I would like to concatenate 2 csv files. Each CSV file has the following structure:
File 1
id,name,category-id,lat,lng
4c29e1c197,Area51,4bf58dd8d,45.44826958,9.144208431
4ede330477,Punto Snai,4bf58dd8d,45.44833354,9.144086353
51efd91d49,Gelateria Cecilia,4bf58dd8d,45.44848931,9.144008735
File 2
id,name,category-id,lat,lng
4c29e1c197,Area51,4bf58dd8d,45.44826958,9.144208432
4ede330477,Punto Snai,4bf58dd8d,45.44833354,9.144086353
51efd91d49,Gelateria Cecilia,4bf58dd8d,45.44848931,9.144008735
5748729449,Duomo Di Milano,52e81612bc,45.463898,9.192034
I got a final csv that look like
Final file
id,name,category-id,lat,lng
4c29e1c197,Area51,4bf58dd8d,45.44826958,9.144208431
4c29e1c197,Area51,4bf58dd8d,45.44826958,9.144208432
4ede330477,Punto Snai,4bf58dd8d,45.44833354,9.144086353
51efd91d49,Gelateria Cecilia,4bf58dd8d,45.44848931,9.144008735
5748729449,Duomo Di Milano,52e81612bc,45.463898,9.192034
So I have done this:
import pandas as pd
df1=pd.read_csv("file1.csv")
df2=pd.read_csv("file2.csv")
full_df = pd.concat(df1,df2)
full_df = full_df.groupby(['id','category_id','lat','lng']).count()
full_df2 = full_df[['id','category_id']].groupby('id').agg('count')

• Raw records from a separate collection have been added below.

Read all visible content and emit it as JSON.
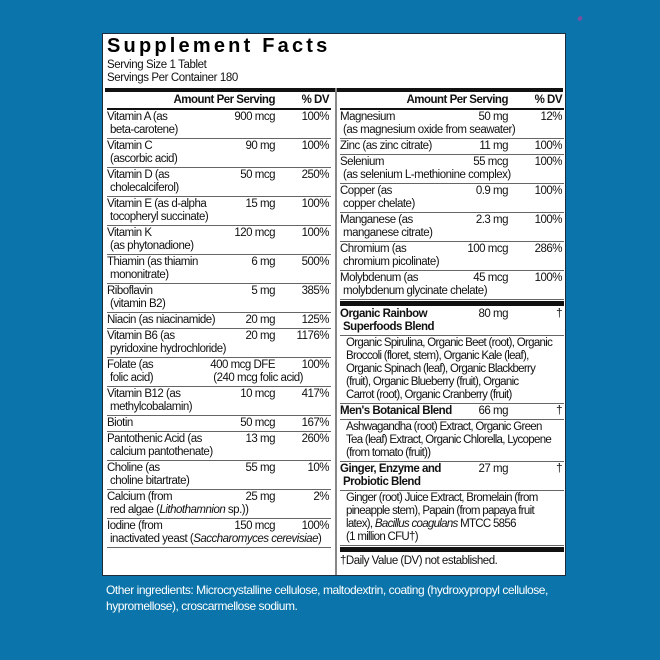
{
  "colors": {
    "background": "#0b75ab",
    "panel": "#ffffff",
    "text": "#111111"
  },
  "title": "Supplement Facts",
  "serving_size": "Serving Size 1 Tablet",
  "servings_per_container": "Servings Per Container 180",
  "header": {
    "amount": "Amount Per Serving",
    "dv": "% DV"
  },
  "left_rows": [
    {
      "name": "Vitamin A (as",
      "sub": [
        {
          "t": "beta-carotene)"
        }
      ],
      "amount": "900 mcg",
      "dv": "100%"
    },
    {
      "name": "Vitamin C",
      "sub": [
        {
          "t": "(ascorbic acid)"
        }
      ],
      "amount": "90 mg",
      "dv": "100%"
    },
    {
      "name": "Vitamin D (as",
      "sub": [
        {
          "t": "cholecalciferol)"
        }
      ],
      "amount": "50 mcg",
      "dv": "250%"
    },
    {
      "name": "Vitamin E (as d-alpha",
      "sub": [
        {
          "t": "tocopheryl succinate)"
        }
      ],
      "amount": "15 mg",
      "dv": "100%"
    },
    {
      "name": "Vitamin K",
      "sub": [
        {
          "t": "(as phytonadione)"
        }
      ],
      "amount": "120 mcg",
      "dv": "100%"
    },
    {
      "name": "Thiamin (as thiamin",
      "sub": [
        {
          "t": "mononitrate)"
        }
      ],
      "amount": "6 mg",
      "dv": "500%"
    },
    {
      "name": "Riboflavin",
      "sub": [
        {
          "t": "(vitamin B2)"
        }
      ],
      "amount": "5 mg",
      "dv": "385%"
    },
    {
      "name": "Niacin (as niacinamide)",
      "amount": "20 mg",
      "dv": "125%"
    },
    {
      "name": "Vitamin B6 (as",
      "sub": [
        {
          "t": "pyridoxine hydrochloride)"
        }
      ],
      "amount": "20 mg",
      "dv": "1176%"
    },
    {
      "name": "Folate (as",
      "sub": [
        {
          "t": "folic acid)"
        }
      ],
      "amount": "400 mcg DFE",
      "amount2": "(240 mcg folic acid)",
      "dv": "100%"
    },
    {
      "name": "Vitamin B12 (as",
      "sub": [
        {
          "t": "methylcobalamin)"
        }
      ],
      "amount": "10 mcg",
      "dv": "417%"
    },
    {
      "name": "Biotin",
      "amount": "50 mcg",
      "dv": "167%"
    },
    {
      "name": "Pantothenic Acid (as",
      "sub": [
        {
          "t": "calcium pantothenate)"
        }
      ],
      "amount": "13 mg",
      "dv": "260%"
    },
    {
      "name": "Choline (as",
      "sub": [
        {
          "t": "choline bitartrate)"
        }
      ],
      "amount": "55 mg",
      "dv": "10%"
    },
    {
      "name": "Calcium (from",
      "sub": [
        {
          "t": "red algae ("
        },
        {
          "t": "Lithothamnion",
          "i": true
        },
        {
          "t": " sp.))"
        }
      ],
      "amount": "25 mg",
      "dv": "2%"
    },
    {
      "name": "Iodine (from",
      "sub": [
        {
          "t": "inactivated yeast ("
        },
        {
          "t": "Saccharomyces cerevisiae",
          "i": true
        },
        {
          "t": ")"
        }
      ],
      "amount": "150 mcg",
      "dv": "100%"
    }
  ],
  "right_rows": [
    {
      "name": "Magnesium",
      "sub": [
        {
          "t": "(as magnesium oxide from seawater)"
        }
      ],
      "amount": "50 mg",
      "dv": "12%"
    },
    {
      "name": "Zinc (as zinc citrate)",
      "amount": "11 mg",
      "dv": "100%"
    },
    {
      "name": "Selenium",
      "sub": [
        {
          "t": "(as selenium L-methionine complex)"
        }
      ],
      "amount": "55 mcg",
      "dv": "100%"
    },
    {
      "name": "Copper (as",
      "sub": [
        {
          "t": "copper chelate)"
        }
      ],
      "amount": "0.9 mg",
      "dv": "100%"
    },
    {
      "name": "Manganese (as",
      "sub": [
        {
          "t": "manganese citrate)"
        }
      ],
      "amount": "2.3 mg",
      "dv": "100%"
    },
    {
      "name": "Chromium (as",
      "sub": [
        {
          "t": "chromium picolinate)"
        }
      ],
      "amount": "100 mcg",
      "dv": "286%"
    },
    {
      "name": "Molybdenum (as",
      "sub": [
        {
          "t": "molybdenum glycinate chelate)"
        }
      ],
      "amount": "45 mcg",
      "dv": "100%"
    }
  ],
  "blends": [
    {
      "name": "Organic Rainbow",
      "sub": [
        {
          "t": "Superfoods Blend"
        }
      ],
      "amount": "80 mg",
      "dv": "†",
      "desc": [
        [
          {
            "t": "Organic Spirulina, Organic Beet (root), Organic"
          }
        ],
        [
          {
            "t": "Broccoli (floret, stem), Organic Kale (leaf),"
          }
        ],
        [
          {
            "t": "Organic Spinach (leaf), Organic Blackberry"
          }
        ],
        [
          {
            "t": "(fruit), Organic Blueberry (fruit), Organic"
          }
        ],
        [
          {
            "t": "Carrot (root), Organic Cranberry (fruit)"
          }
        ]
      ]
    },
    {
      "name": "Men's Botanical Blend",
      "amount": "66 mg",
      "dv": "†",
      "desc": [
        [
          {
            "t": "Ashwagandha (root) Extract, Organic Green"
          }
        ],
        [
          {
            "t": "Tea (leaf) Extract, Organic Chlorella, Lycopene"
          }
        ],
        [
          {
            "t": "(from tomato (fruit))"
          }
        ]
      ]
    },
    {
      "name": "Ginger, Enzyme and",
      "sub": [
        {
          "t": "Probiotic Blend"
        }
      ],
      "amount": "27 mg",
      "dv": "†",
      "desc": [
        [
          {
            "t": "Ginger (root) Juice Extract, Bromelain (from"
          }
        ],
        [
          {
            "t": "pineapple stem), Papain (from papaya fruit"
          }
        ],
        [
          {
            "t": "latex), "
          },
          {
            "t": "Bacillus coagulans",
            "i": true
          },
          {
            "t": " MTCC 5856"
          }
        ],
        [
          {
            "t": "(1 million CFU†)"
          }
        ]
      ]
    }
  ],
  "footnote": "†Daily Value (DV) not established.",
  "other_ingredients_line1": "Other ingredients: Microcrystalline cellulose, maltodextrin, coating (hydroxypropyl cellulose,",
  "other_ingredients_line2": "hypromellose), croscarmellose sodium."
}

full_df2.to_csv("final.csv",index=False)
I tried to groupby by id, categoy_id, lat and lng, the name could change After the first groupby I want to groupby again but now by id and category_id because as showed in my example the first row changed in long but that is probably because file2 is an update of file1
I don't understand about groupby because when i tried to print I got just the count value.